DIT que passé le délai de quinzaine accordé aux parties pour faire valoir leurs observations, le magistrat en charge du suivi des expertises fixera, s’il y a lieu, toute provision complémentaire et taxera le mémoire présenté par l’expert.
DIT que, en cas d’insuffisance manifeste de la provision allouée, au vu des diligences faites ou à venir, l’expert en fera sans délai rapport au juge qui. s’il y a lieu, ordonnera la consignation d’une provision complémentaire à la charge de la partie qu’il déterminera; il joindra à sa demande de provision complémentaire le calendrier prévisible de ses opérations et une évaluation détaillée du coût des opérations d’expertise avec copie aux avocats des parties*-ainsi qu’aux parties qui n’auraient pas d’avocat- auxquels il devra indiquer qu’ils disposent d’un délai de 15 jours pour faire, valoir leurs éventuelles observations auprès du juge chargé du contrôle des mesures d’instruction.

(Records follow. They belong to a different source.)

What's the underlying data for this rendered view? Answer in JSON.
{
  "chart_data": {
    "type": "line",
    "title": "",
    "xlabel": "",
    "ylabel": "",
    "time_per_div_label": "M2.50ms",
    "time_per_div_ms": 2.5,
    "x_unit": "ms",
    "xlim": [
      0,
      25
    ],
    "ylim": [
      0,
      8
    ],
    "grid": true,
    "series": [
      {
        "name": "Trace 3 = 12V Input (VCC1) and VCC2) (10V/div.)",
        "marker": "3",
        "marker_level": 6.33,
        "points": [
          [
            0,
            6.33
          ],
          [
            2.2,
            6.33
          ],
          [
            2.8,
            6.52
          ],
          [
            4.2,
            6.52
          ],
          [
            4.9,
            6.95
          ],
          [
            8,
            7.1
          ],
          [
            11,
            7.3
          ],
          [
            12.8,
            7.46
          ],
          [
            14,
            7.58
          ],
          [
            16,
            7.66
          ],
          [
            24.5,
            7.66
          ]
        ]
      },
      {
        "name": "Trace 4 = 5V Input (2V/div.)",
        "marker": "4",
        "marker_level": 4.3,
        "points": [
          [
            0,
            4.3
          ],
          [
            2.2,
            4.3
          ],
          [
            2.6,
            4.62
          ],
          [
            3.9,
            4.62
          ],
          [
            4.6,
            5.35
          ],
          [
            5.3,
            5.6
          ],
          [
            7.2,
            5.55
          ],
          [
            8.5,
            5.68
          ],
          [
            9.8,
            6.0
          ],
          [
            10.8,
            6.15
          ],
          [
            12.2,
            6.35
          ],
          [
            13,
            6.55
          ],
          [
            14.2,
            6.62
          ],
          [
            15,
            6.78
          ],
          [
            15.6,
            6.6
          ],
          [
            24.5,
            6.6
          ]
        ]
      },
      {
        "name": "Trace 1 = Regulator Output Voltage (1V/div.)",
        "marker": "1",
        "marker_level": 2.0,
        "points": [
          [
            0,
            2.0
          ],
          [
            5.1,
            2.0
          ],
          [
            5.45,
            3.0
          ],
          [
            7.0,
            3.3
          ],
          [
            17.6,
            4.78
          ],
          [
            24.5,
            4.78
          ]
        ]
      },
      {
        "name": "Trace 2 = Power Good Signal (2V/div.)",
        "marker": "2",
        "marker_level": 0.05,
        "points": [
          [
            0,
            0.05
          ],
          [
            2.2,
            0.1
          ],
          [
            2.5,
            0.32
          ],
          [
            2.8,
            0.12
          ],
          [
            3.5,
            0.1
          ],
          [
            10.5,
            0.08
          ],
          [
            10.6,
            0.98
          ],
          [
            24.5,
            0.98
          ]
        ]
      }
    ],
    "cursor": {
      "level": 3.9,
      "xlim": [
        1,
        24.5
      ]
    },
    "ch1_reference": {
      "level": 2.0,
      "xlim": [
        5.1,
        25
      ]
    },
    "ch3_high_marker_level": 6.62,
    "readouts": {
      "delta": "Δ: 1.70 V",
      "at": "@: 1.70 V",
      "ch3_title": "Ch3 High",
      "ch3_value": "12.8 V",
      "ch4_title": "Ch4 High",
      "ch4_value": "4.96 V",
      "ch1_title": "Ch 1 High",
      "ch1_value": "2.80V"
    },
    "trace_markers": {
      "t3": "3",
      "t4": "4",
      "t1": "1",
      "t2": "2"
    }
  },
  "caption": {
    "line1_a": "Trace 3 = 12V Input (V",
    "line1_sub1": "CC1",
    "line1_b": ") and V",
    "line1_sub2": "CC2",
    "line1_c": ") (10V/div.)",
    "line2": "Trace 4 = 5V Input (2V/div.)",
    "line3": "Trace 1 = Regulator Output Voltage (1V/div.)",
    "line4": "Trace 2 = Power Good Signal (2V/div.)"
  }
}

DIT que les opérations d’expertise se dérouleront sous le contrôle du-juge chargé du contrôle des mesures d’instruction.
DIT que, dans le but de favoriser l’instauration d’échanges dématérialisés et de limiter la durée et le coût de l’expertise, le technicien devra privilégier l’usage de la plateforme OPALEXE et qu’il proposera en ce cas à chacune des parties, au plus tard lors de la première réunion d’expertise, de recourir à ce procédé pour communiquer tous documents et notes par la voie dématérialisée dans les conditions de l’article V48-l du code de procédure civile et de l’arrêté du 14 juin 2017 validant de tels échanges.
AUTORISE l’expert, en vertu de l’article 278 du code de procédure civile, à s’adjoindre tout technicien ou homme de l’art, distinct de sa spécialité.
RAPPELLE que :
1 / le coût final des opérations d’expertise ne sera déterminé qu’à l’issue de la procédure, même si la présente décision s’est efforcée de fixer le montant de la provision à une valeur aussi proche que possible du coût prévisible de la provision,
2 / la partie qui est invitée par cette décision à faire l’avance des honoraires de l’expert n’est pas nécessairement celle qui en supportera la charge finale, à l’issue du procès,
3 / le fait que l’une des parties bénéficie de l’aide juridictionnelle partielle ou totale n’implique pas nécessairement que cette partie soit dispensée, à l’issue du litige, de la charge totale ou partielle du coût de la mesure d’instruction.
RESERVE les dépens.
DIT que l’affaire sera rappelée à l’audience du 11 décembre 2025 à 9 heures afin d’être à nouveau examinée et connaître l’avancement de la mesure d’expertise.
RAPPELLE que le présent jugement bénéficie de l’exécution provisoire.
La minute a été signée par le Président et le Greffier aux jour, mois et an énoncés entête.